The board’s Vannevar Bush Award went this year to Mary L. Good, dean of the Donaghey College of Information Science and Systems Engineering at the University of Arkansas, Little Rock. The NSB acknowledged her “life-long contributions to science, engineering, and technology, and … her leadership throughout her multi-faceted career.” That career has involved stints in academia, private industry, and government.
Early on, Good was a chemistry professor at both Louisiana State University and the University of New Orleans. She later became the Boyd Professor of Materials Science and Engineering at LSU before joining the private sector. She was senior vice president of technology with Allied Signal Inc in New Jersey, was subsequently appointed as Under Secretary, Technology Administration, at the US Department of Commerce, and also served as NSB’s chair.
Receiving NSF’s 2004 Alan T. Waterman Award, the foundation’s highest honor for a young researcher, was Kristi Anseth, Tisone Professor in the chemical and biological engineering department at the University of Colorado at Boulder and an assistant investigator with the Howard Hughes Medical Institute. NSF recognized her “groundbreaking work in new biomaterials that are engineered to help the body heal itself.”
Anseth’s other research interests include photopolymerizations and degradable polymer networks. The foundation characterizes her as “a creative scientist [who] combined her knowledge of biology, chemistry, and engineering into an interdisciplinary focus on tissue engineering.”

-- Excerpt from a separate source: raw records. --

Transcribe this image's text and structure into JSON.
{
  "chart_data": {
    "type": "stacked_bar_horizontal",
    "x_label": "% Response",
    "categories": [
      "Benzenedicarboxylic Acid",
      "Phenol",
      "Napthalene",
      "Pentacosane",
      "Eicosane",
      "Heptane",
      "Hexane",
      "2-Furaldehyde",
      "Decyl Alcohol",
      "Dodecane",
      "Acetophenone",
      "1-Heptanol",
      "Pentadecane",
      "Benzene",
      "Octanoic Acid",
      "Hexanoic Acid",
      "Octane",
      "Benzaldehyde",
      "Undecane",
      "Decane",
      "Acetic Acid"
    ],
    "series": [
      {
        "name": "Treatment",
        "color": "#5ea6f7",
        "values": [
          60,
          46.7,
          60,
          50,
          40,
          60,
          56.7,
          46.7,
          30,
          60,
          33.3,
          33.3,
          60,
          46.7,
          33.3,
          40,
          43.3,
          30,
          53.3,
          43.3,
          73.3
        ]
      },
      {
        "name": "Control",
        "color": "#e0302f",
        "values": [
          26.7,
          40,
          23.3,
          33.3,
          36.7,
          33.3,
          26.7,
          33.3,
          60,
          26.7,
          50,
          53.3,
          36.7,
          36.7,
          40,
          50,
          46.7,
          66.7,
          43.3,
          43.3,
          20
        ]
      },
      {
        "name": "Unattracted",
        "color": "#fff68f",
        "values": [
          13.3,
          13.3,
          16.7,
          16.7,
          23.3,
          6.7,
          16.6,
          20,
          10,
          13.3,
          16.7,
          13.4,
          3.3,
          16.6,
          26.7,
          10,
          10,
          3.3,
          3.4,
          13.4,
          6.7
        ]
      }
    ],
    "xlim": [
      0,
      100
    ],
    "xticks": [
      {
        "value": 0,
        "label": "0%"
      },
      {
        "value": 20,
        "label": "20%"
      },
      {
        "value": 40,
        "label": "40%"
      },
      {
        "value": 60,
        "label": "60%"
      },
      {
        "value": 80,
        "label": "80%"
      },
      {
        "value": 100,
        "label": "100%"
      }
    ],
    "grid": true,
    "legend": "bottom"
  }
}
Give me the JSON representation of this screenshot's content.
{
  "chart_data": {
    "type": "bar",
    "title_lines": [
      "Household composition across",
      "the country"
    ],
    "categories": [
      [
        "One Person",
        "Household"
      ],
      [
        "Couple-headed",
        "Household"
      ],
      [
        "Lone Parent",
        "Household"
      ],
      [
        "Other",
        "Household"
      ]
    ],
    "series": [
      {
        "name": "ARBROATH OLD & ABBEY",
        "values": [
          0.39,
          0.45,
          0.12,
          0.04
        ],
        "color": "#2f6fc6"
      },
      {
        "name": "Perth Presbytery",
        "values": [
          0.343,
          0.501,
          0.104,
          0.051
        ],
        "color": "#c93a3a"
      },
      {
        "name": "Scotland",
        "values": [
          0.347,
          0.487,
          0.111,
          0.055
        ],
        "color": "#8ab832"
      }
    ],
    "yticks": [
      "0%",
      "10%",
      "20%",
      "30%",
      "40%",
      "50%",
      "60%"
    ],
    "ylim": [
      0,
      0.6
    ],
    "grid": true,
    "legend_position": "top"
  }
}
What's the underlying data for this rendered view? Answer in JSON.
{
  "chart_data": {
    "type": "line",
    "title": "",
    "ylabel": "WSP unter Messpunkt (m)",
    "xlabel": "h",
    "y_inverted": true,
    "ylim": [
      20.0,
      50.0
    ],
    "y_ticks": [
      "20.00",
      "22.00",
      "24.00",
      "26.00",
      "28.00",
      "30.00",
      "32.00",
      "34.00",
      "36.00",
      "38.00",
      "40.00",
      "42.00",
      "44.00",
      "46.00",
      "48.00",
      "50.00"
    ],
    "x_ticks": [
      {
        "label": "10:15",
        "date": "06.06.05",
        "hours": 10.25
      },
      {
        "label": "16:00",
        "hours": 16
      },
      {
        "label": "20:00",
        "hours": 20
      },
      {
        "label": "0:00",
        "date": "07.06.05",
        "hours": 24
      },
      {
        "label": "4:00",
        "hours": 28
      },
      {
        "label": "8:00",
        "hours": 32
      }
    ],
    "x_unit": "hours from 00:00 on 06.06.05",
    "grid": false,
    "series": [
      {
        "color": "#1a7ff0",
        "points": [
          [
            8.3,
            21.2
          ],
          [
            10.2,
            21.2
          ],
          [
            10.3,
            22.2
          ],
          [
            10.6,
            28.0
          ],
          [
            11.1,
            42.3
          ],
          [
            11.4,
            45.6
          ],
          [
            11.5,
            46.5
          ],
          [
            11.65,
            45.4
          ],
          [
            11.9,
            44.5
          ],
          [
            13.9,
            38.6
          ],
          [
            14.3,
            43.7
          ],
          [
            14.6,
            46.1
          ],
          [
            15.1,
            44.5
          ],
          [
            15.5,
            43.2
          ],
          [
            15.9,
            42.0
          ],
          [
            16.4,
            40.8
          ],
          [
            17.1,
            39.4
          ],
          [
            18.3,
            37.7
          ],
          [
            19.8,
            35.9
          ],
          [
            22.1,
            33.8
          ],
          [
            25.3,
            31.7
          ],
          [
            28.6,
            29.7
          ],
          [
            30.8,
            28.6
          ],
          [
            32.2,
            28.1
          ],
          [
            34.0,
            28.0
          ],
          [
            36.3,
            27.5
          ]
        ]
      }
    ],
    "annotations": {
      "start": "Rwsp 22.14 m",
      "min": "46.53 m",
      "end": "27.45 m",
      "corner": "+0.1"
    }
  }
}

The NSB presented a Public Service Award this year to an organization for physics-related work. The Alfred P. Sloan Foundation was cited for its contributions to increasing public understanding of science and engineering. According to an announcement released by NSF, the foundation’s book program “has supported biographies and works about controversial or pressing scientific issues” and its “support of public television programming produced numerous documentaries about the role of technology in society … and shows about women and minorities in science.” The Sloan Foundation has supported National Public Radio news programs; teamed up with theaters to commission plays about science and technology; supported plays such as Copenhagen and QED; and joined with members of the film industry to develop film and TV shows portraying scientists and engineers. “These programs,” adds NSF, “have positioned Sloan as a media giant for science, engineering, and technology, and helped reveal to the public the humanness at the heart of the scientific process and discovery.”